Ägypten: Sechstes Kabinett seit 2011 vereidigt. Armeechef Al-Sisi bleibt Verteidigungsminister

Von Sofian Philip Naceur, Kairo *

Ägypten hat eine neue Interimsregierung. Nach dem überraschenden Rücktritt des gesamten Kabinetts von Premierminister Hasim Al-Beblawi am vergangenen Montag hatte Staatspräsident Adli Mansur Wohnungsbauminister Ibrahim Mehleb mit der Regierungsbildung beauftragt. Am Samstag wurde das neue Kabinett offiziell vereidigt. 20 Minister aus der Regierung Beblawi bleiben auf ihren Posten, nur elf kommen neu hinzu. Durch die Zusammenlegung einiger Ministerien wird die Regierung so verkleinert. Verteidigungsminister und Armeechef Abdel Fattah Al-Sisi bleibt überraschend auf seinem Posten.

Beobachter hatten den Rücktritt der Regierung unter anderem mit Al-Sisis Ambitionen in Verbindung gebracht, bei der anstehenden Präsidentschaftswahl zu kandidieren. Dazu müßte er als Verteidigungsminister zurücktreten und seine Militäruniform ablegen. Nach wir vor wird damit gerechnet, daß der mächtige Feldmarschall in Kürze seine Kandidatur offiziell bekanntgeben wird. Dennoch mehren sich Spekulationen, er habe sich gegen eine Kandidatur entschieden und wolle statt dessen seine Position innerhalb der Militärhierarchie festigen. Erst in der vergangenen Woche hatte Übergangspräsident Mansur ein Dekret verabschiedet, das dem Verteidigungsminister mehr Einfluß einräumt. Bislang war das Staatsoberhaupt per Gesetz auch Vorsitzender des Obersten Militärrates (SCAF), der mächtigsten Institution am Nil.

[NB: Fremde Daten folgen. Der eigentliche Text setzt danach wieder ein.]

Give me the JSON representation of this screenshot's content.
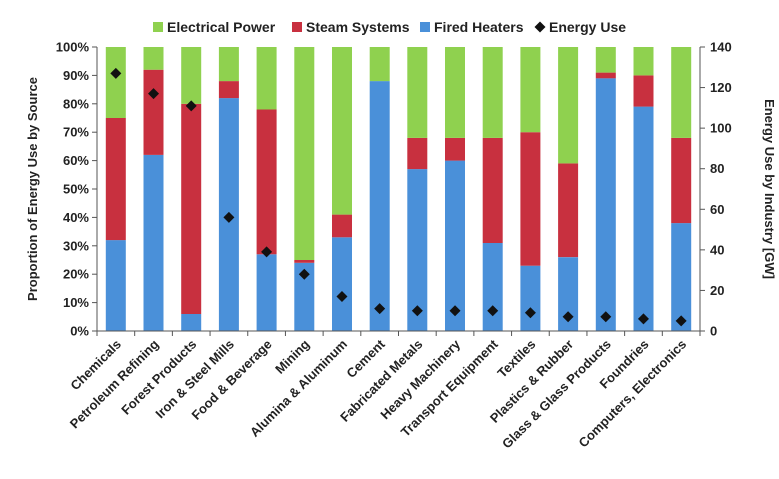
{
  "chart_data": {
    "type": "bar",
    "stacked": true,
    "normalized": true,
    "categories": [
      "Chemicals",
      "Petroleum Refining",
      "Forest Products",
      "Iron & Steel Mills",
      "Food & Beverage",
      "Mining",
      "Alumina & Aluminum",
      "Cement",
      "Fabricated Metals",
      "Heavy Machinery",
      "Transport Equipment",
      "Textiles",
      "Plastics & Rubber",
      "Glass & Glass Products",
      "Foundries",
      "Computers, Electronics"
    ],
    "series": [
      {
        "name": "Fired Heaters",
        "color": "#4A90D9",
        "values": [
          32,
          62,
          6,
          82,
          27,
          24,
          33,
          88,
          57,
          60,
          31,
          23,
          26,
          89,
          79,
          38
        ]
      },
      {
        "name": "Steam Systems",
        "color": "#C8303F",
        "values": [
          43,
          30,
          74,
          6,
          51,
          1,
          8,
          0,
          11,
          8,
          37,
          47,
          33,
          2,
          11,
          30
        ]
      },
      {
        "name": "Electrical Power",
        "color": "#8FD14F",
        "values": [
          25,
          8,
          20,
          12,
          22,
          75,
          59,
          12,
          32,
          32,
          32,
          30,
          41,
          9,
          10,
          32
        ]
      }
    ],
    "energy_use": {
      "name": "Energy Use",
      "color": "#111111",
      "values": [
        127,
        117,
        111,
        56,
        39,
        28,
        17,
        11,
        10,
        10,
        10,
        9,
        7,
        7,
        6,
        5
      ]
    },
    "legend": [
      "Electrical Power",
      "Steam Systems",
      "Fired Heaters",
      "Energy Use"
    ],
    "legend_position": "top",
    "ylabel": "Proportion of Energy Use by Source",
    "y2label": "Energy Use by Industry [GW]",
    "ylim": [
      0,
      100
    ],
    "yticks": [
      "0%",
      "10%",
      "20%",
      "30%",
      "40%",
      "50%",
      "60%",
      "70%",
      "80%",
      "90%",
      "100%"
    ],
    "y2lim": [
      0,
      140
    ],
    "y2ticks": [
      "0",
      "20",
      "40",
      "60",
      "80",
      "100",
      "120",
      "140"
    ],
    "grid": false
  }
}
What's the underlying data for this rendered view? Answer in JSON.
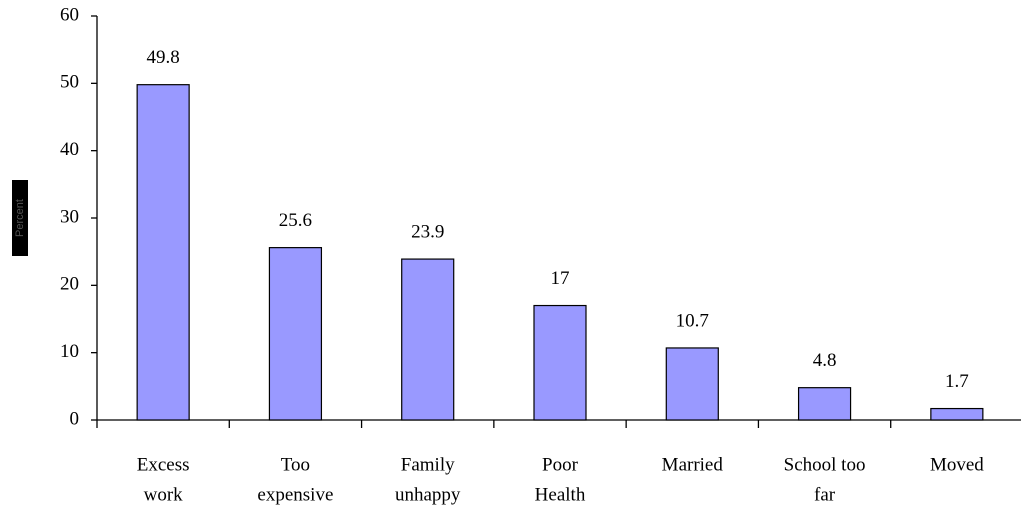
{
  "chart_data": {
    "type": "bar",
    "ylabel": "Percent",
    "categories": [
      [
        "Excess",
        "work"
      ],
      [
        "Too",
        "expensive"
      ],
      [
        "Family",
        "unhappy"
      ],
      [
        "Poor",
        "Health"
      ],
      [
        "Married"
      ],
      [
        "School too",
        "far"
      ],
      [
        "Moved"
      ]
    ],
    "values": [
      49.8,
      25.6,
      23.9,
      17,
      10.7,
      4.8,
      1.7
    ],
    "color": "#9999ff",
    "ylim": [
      0,
      60
    ],
    "yticks": [
      0,
      10,
      20,
      30,
      40,
      50,
      60
    ],
    "grid": false
  }
}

Mansurs Dekret besagt nun, daß der Verteidigungsminister zukünftig dem SCAF vorsitzt, während dem Präsidenten nur noch die Ernennung führender Posten der einzelnen Armeeinheiten obliegt.

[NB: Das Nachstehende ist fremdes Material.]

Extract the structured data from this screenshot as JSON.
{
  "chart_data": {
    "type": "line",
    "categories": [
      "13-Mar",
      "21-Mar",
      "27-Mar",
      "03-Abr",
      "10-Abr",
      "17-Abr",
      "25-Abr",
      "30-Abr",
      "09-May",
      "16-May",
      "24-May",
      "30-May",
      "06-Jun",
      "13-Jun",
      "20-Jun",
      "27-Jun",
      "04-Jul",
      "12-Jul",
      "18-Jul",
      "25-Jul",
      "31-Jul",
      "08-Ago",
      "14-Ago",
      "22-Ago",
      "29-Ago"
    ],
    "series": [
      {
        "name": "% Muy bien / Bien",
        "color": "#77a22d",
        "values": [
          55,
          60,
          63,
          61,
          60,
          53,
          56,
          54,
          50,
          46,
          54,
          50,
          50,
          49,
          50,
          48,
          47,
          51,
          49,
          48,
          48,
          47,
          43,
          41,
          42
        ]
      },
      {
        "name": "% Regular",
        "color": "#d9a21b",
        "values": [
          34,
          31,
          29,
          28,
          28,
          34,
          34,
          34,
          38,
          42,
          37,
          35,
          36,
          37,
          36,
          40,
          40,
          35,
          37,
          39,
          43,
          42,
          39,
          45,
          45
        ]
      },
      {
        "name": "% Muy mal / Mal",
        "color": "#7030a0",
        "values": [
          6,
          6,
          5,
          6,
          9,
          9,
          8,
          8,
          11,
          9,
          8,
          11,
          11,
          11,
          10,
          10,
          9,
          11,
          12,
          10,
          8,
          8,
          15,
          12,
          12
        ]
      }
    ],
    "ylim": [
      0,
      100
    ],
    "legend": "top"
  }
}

Die Regierung Mehleb ist bereits das sechste Kabinett seit dem Sturz von Exstaatspräsident Hosni Mubarak im Februar 2011. Während die Schlüsselministerien weitgehend unangetastet blieben, ist es mehr denn je eine Regierung der alten, Mubarak nahestehenden Kräfte. Mehleb selbst saß als Mitglied in dessen 2011 aufgelöster Nationaldemokratischer Partei (NDP) im Oberhaus des ägyptischen Parlamentes. Ebenso wie zahlreiche neue Köpfe in der Regierung gehört er der Geschäftselite des Landes an. Der neue Übergangspremier war Vorsitzender des größten ägyptischen Bauunternehmens, Arab Contractors, und zählt zu den Technokraten im Regierungsapparat. Lagerübergreifend respektierte Figuren wie der vormalige Bildungsminister Hossam Eissa und Vize-Premierminister Ziad Bahaa Al-Din wurden dagegen aus der Exekutive gedrängt. Mit einer Ausnahme wurden alle Minister aus dem Lager der Nationalen Heilsfront (NSF), eines Bündnisses liberaler und sozialistischer Parteien, aus der Regierung entfernt. Die Verfassungspartei Hala Shukrallahs kritisierte den Ausschluß der NSF aus der Regierung scharf und fordert genauso wie weitere liberale und linke Parteien die Absetzung von Innenminister Mohammed Ibrahim. Letzterer war eine treibende Kraft hinter dem Sturz von Mohammed Mursi im vergangenen Jahr und ist in seinem Amt verantwortlich für die anhaltende Polizeigewalt.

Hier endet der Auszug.